“For me a real photograph is an image mechanically contrived or conceived by its taker in such a way that it mysteriously becomes a potent fact in its own right - though only with the help of things just beyond his perception or control. It is also like any other proper picture in that nothing can be either added or taken away from it without diminishing it.”
- Bruce Bernard
Bruce Bernard (1928-2000) was a leading curator and editor, but he was also an extraordinary photographer in his own right - a fact recognised two years after his death, by Tate Britain in their exhibition Bruce Bernard: Photographs of Painters.

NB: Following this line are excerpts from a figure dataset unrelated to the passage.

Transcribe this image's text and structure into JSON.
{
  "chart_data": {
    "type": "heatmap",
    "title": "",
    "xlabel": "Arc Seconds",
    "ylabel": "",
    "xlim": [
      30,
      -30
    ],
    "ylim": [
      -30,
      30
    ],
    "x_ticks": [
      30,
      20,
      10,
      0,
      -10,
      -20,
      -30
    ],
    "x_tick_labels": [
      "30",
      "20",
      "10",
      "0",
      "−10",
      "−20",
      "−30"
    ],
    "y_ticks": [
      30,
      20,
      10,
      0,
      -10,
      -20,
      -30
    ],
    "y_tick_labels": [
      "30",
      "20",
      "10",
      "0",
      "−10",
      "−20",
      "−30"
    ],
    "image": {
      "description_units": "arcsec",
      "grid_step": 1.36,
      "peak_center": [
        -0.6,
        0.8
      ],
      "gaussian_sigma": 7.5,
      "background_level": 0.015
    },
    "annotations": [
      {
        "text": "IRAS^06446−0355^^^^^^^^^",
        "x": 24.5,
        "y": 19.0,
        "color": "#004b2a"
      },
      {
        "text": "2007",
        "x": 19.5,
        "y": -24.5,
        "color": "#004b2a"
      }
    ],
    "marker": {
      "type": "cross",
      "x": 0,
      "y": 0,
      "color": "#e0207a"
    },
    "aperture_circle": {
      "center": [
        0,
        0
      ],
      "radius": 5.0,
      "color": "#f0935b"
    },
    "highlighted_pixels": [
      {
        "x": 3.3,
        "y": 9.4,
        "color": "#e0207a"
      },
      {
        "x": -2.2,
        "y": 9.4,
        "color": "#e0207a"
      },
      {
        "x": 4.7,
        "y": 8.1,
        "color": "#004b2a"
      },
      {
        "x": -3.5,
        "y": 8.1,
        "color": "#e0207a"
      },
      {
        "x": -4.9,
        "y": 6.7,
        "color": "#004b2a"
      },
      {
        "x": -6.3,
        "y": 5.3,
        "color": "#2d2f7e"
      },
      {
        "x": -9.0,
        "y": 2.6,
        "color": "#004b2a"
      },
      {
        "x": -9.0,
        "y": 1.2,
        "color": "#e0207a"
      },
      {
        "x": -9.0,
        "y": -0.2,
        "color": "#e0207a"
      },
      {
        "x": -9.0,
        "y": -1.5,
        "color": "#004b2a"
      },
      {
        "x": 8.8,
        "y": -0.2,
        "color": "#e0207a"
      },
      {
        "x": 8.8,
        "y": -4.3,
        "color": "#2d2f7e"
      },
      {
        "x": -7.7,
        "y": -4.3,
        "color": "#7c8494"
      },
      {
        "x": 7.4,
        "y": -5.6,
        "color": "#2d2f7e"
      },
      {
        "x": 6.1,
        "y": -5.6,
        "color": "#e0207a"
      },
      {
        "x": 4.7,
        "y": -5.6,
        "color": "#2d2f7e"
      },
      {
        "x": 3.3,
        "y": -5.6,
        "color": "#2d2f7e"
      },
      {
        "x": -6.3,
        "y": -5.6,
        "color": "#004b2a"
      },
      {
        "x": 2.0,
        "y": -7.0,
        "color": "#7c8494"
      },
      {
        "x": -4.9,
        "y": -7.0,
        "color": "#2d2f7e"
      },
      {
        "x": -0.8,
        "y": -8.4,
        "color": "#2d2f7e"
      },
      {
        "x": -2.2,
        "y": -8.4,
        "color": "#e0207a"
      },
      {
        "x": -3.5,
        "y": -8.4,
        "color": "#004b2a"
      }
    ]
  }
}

Born in 1928, Bernard’s father was a scenic designer for operas and his mother was a singer. He moved from school to school throughout his youth meeting Lucian Freud when he was about fourteen – the beginning of a life long friendship. After school he went on to study painting at Saint Martin's School of Art, and from there drifting on to working in London's Soho neighbourhood. Originally a painter, he produced little in this medium despite having a studio for this purpose. Photographs, however, he took constantly - documenting the Bohemian scene of which he was a stalwart member. In 1949, he met Francis Bacon.
Bernard photographed Lucian Freud, Francis Bacon, Michael Andrews, Frank Auerbach and Euan Uglow in the artist's heydays. His photographs are fascinating portraits for being those of an insider - portraits of the men with whom he regularly met to drink and socialise. Artists, who, despite the renowned privacy of their studios, admitted him into their creative spaces.